I therefore submit this modest proposal to resolve the gay marriage debate in a manner that preserves the institution of marriage while putting gay couples on parity with straight couples:

The only couples who are "married" are those whose union is performed by a religious institution which does not recognize no-fault divorce, and the state will have no authority to end the marriage by no-fault divorce. Everyone else, gay or straight, whose union can be ended by no-fault divorce, has a civil union. Because, when you get right down to it, an agreement whose conditions and boundaries are determined by legislative and bureaucratic fiat is a government dictat, not an institution.

4 comments:

RightKlik said...

Thanks for the post, LS! I haven't officially waded into the homosexual marriage debate because it's way above my pay grade.

Your point on the decline of marriage and no-fault divorce is very well taken. It can be difficult to defend traditional marriage when so many of the people participating in it are not taking it seriously.

One of my biggest concerns in the debate over homosexual marriage is that proponents of homosexual marriage seem to be unwilling to acknowledge the possibility of unintended consequences. Slippery slope concerns, e.g., polygamy, are dismissed without a lot of serious consideration. But I can think of no argument in favor of homosexual unions that can't just as easily be used in favor of polygamous unions.

Lilac Sunday said...

RK, I'm with you on the slippery slope concerns, *especially* since the Court's decision states that morality can't be a basis for prohibiting gay marriage.

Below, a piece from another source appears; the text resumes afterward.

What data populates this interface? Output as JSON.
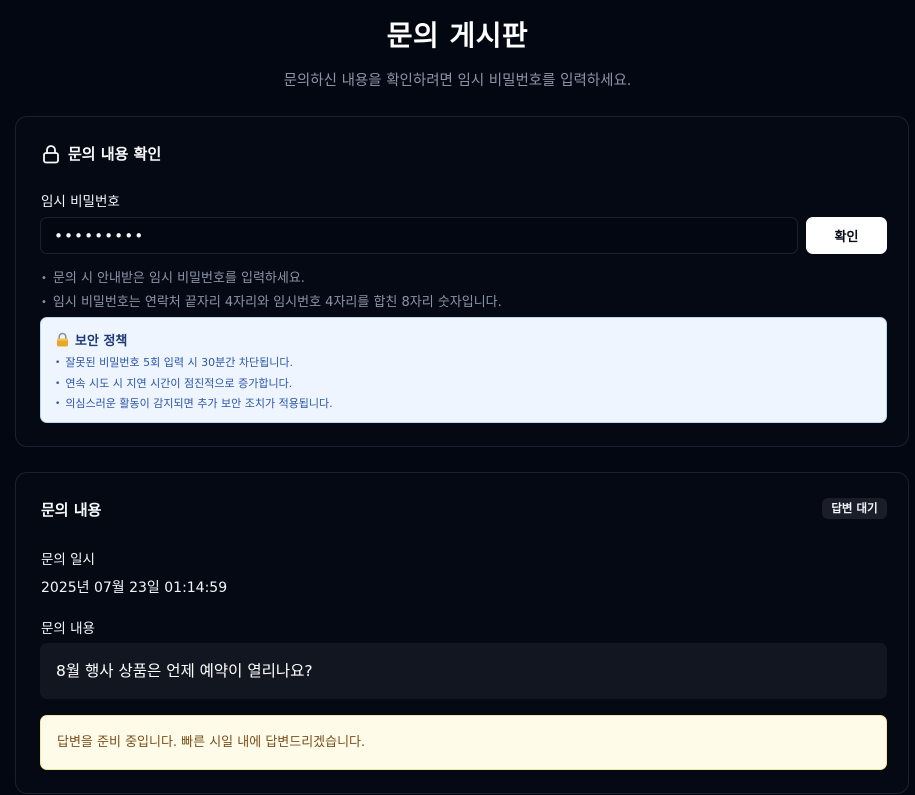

I think that reasoning opens the door for just about anything.

And I always laugh when I hear the bit about people having a right to marry the person of their choice; if that were the case, you would be referring to me as Mrs. Russell Crowe.

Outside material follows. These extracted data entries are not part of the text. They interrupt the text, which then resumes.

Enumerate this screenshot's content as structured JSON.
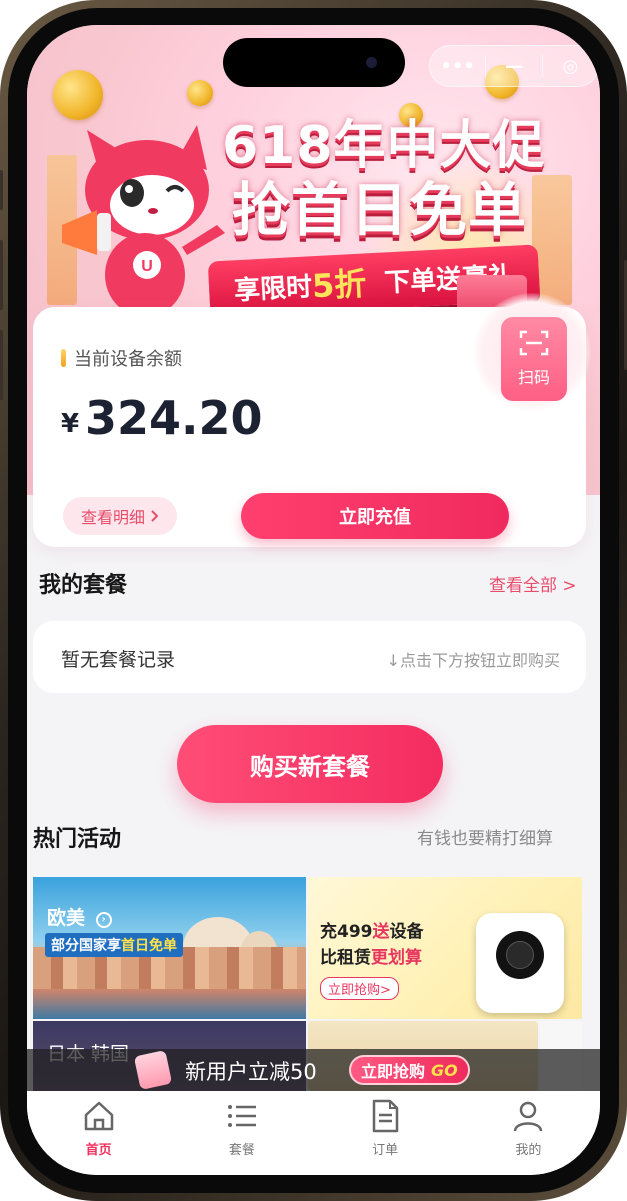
{
  "banner": {
    "title_line1": "618年中大促",
    "title_line2": "抢首日免单",
    "ribbon_pre": "享限时",
    "ribbon_highlight": "5折",
    "ribbon_post": "下单送豪礼"
  },
  "capsule": {
    "more": "•••",
    "minimize": "—",
    "close": "◎"
  },
  "balance": {
    "label": "当前设备余额",
    "currency": "¥",
    "amount": "324.20",
    "scan_label": "扫码",
    "detail_label": "查看明细",
    "recharge_label": "立即充值"
  },
  "packages": {
    "title": "我的套餐",
    "view_all": "查看全部 >",
    "empty_text": "暂无套餐记录",
    "hint": "↓点击下方按钮立即购买",
    "buy_label": "购买新套餐"
  },
  "activities": {
    "title": "热门活动",
    "subtitle": "有钱也要精打细算",
    "items": [
      {
        "region": "欧美",
        "line_pre": "部分国家享",
        "line_highlight": "首日免单"
      },
      {
        "line1_pre": "充499",
        "line1_red": "送",
        "line1_post": "设备",
        "line2_pre": "比租赁",
        "line2_red": "更划算",
        "cta": "立即抢购>"
      },
      {
        "region": "日本 韩国"
      }
    ]
  },
  "promo": {
    "text": "新用户立减50",
    "button": "立即抢购",
    "go": "GO"
  },
  "tabs": [
    {
      "label": "首页",
      "icon": "home-icon",
      "active": true
    },
    {
      "label": "套餐",
      "icon": "list-icon",
      "active": false
    },
    {
      "label": "订单",
      "icon": "document-icon",
      "active": false
    },
    {
      "label": "我的",
      "icon": "user-icon",
      "active": false
    }
  ],
  "colors": {
    "accent": "#f0335f",
    "active_tab": "#f0335f"
  }
}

Just a conservative girl said...

I agree with this sentiment totally. I would rather that the government get out of marriage altogether. I also do believe that divorce has become to easy in this country to the point that people don't take it as the very serious decision that it is.

Anonymous said...

Can a homosexual call himself heterosexual? Would it be considered discriminatory for a homosexual not to be "allowed" to call himself a heterosexual? No, because he's not. Neither is the fact that a woman "can't" call herself a "man".

It's like they say: I have a right to be offensive, but thinking that others have a right to listen to me is the irritating bit. You may have a "right" to steal the definition of a word that is sacred to people, but it's thinking that others have a right to lose what is sacred to them that is irritating. People discriminate against homosexuals because they are not heterosexuals and yet I don't see anyone championing the right to be called "heterosexuals". It's backward logic.

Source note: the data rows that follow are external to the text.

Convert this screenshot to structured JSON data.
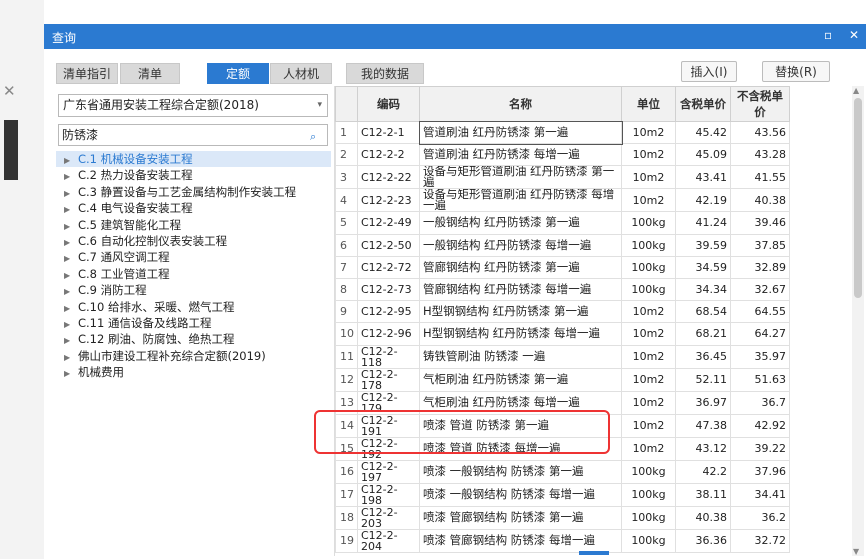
{
  "window": {
    "title": "查询",
    "restore_glyph": "▫",
    "close_glyph": "✕"
  },
  "tabs": [
    {
      "label": "清单指引"
    },
    {
      "label": "清单"
    },
    {
      "label": "定额",
      "active": true
    },
    {
      "label": "人材机"
    },
    {
      "label": "我的数据"
    }
  ],
  "buttons": {
    "insert": "插入(I)",
    "replace": "替换(R)"
  },
  "left": {
    "library_select": "广东省通用安装工程综合定额(2018)",
    "search_value": "防锈漆",
    "tree": [
      "C.1 机械设备安装工程",
      "C.2 热力设备安装工程",
      "C.3 静置设备与工艺金属结构制作安装工程",
      "C.4 电气设备安装工程",
      "C.5 建筑智能化工程",
      "C.6 自动化控制仪表安装工程",
      "C.7 通风空调工程",
      "C.8 工业管道工程",
      "C.9 消防工程",
      "C.10 给排水、采暖、燃气工程",
      "C.11 通信设备及线路工程",
      "C.12 刷油、防腐蚀、绝热工程",
      "佛山市建设工程补充综合定额(2019)",
      "机械费用"
    ]
  },
  "table": {
    "headers": [
      "",
      "编码",
      "名称",
      "单位",
      "含税单价",
      "不含税单价"
    ],
    "rows": [
      [
        "1",
        "C12-2-1",
        "管道刷油 红丹防锈漆 第一遍",
        "10m2",
        "45.42",
        "43.56"
      ],
      [
        "2",
        "C12-2-2",
        "管道刷油 红丹防锈漆 每增一遍",
        "10m2",
        "45.09",
        "43.28"
      ],
      [
        "3",
        "C12-2-22",
        "设备与矩形管道刷油 红丹防锈漆 第一遍",
        "10m2",
        "43.41",
        "41.55"
      ],
      [
        "4",
        "C12-2-23",
        "设备与矩形管道刷油 红丹防锈漆 每增一遍",
        "10m2",
        "42.19",
        "40.38"
      ],
      [
        "5",
        "C12-2-49",
        "一般钢结构 红丹防锈漆 第一遍",
        "100kg",
        "41.24",
        "39.46"
      ],
      [
        "6",
        "C12-2-50",
        "一般钢结构 红丹防锈漆 每增一遍",
        "100kg",
        "39.59",
        "37.85"
      ],
      [
        "7",
        "C12-2-72",
        "管廊钢结构 红丹防锈漆 第一遍",
        "100kg",
        "34.59",
        "32.89"
      ],
      [
        "8",
        "C12-2-73",
        "管廊钢结构 红丹防锈漆 每增一遍",
        "100kg",
        "34.34",
        "32.67"
      ],
      [
        "9",
        "C12-2-95",
        "H型钢钢结构 红丹防锈漆 第一遍",
        "10m2",
        "68.54",
        "64.55"
      ],
      [
        "10",
        "C12-2-96",
        "H型钢钢结构 红丹防锈漆 每增一遍",
        "10m2",
        "68.21",
        "64.27"
      ],
      [
        "11",
        "C12-2-118",
        "铸铁管刷油 防锈漆 一遍",
        "10m2",
        "36.45",
        "35.97"
      ],
      [
        "12",
        "C12-2-178",
        "气柜刷油 红丹防锈漆 第一遍",
        "10m2",
        "52.11",
        "51.63"
      ],
      [
        "13",
        "C12-2-179",
        "气柜刷油 红丹防锈漆 每增一遍",
        "10m2",
        "36.97",
        "36.7"
      ],
      [
        "14",
        "C12-2-191",
        "喷漆 管道 防锈漆 第一遍",
        "10m2",
        "47.38",
        "42.92"
      ],
      [
        "15",
        "C12-2-192",
        "喷漆 管道 防锈漆 每增一遍",
        "10m2",
        "43.12",
        "39.22"
      ],
      [
        "16",
        "C12-2-197",
        "喷漆 一般钢结构 防锈漆 第一遍",
        "100kg",
        "42.2",
        "37.96"
      ],
      [
        "17",
        "C12-2-198",
        "喷漆 一般钢结构 防锈漆 每增一遍",
        "100kg",
        "38.11",
        "34.41"
      ],
      [
        "18",
        "C12-2-203",
        "喷漆 管廊钢结构 防锈漆 第一遍",
        "100kg",
        "40.38",
        "36.2"
      ],
      [
        "19",
        "C12-2-204",
        "喷漆 管廊钢结构 防锈漆 每增一遍",
        "100kg",
        "36.36",
        "32.72"
      ]
    ]
  },
  "accent": "#2b7ad1",
  "highlight_color": "#e33333"
}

I'm surprised no-one's used this argument but fundamentally we are talking about a change in definition of a word ("marriage") that holds meaning to many people. Why steal it from them? Why bash them over their head about and demand it be changed to accommodate a definition that doesn't apply? Gays and lesbians make up their own words to define themselves and their lifestyles with words that other people don't consider "sacred" – why not just invent a word to mean the same thing (as marriage)? The fact that I cannot enter a woman's washroom because I am a man is not discriminatory to me because I have an equal alternative. Gays and lesbians also have an equal alternative: make up your own damn word!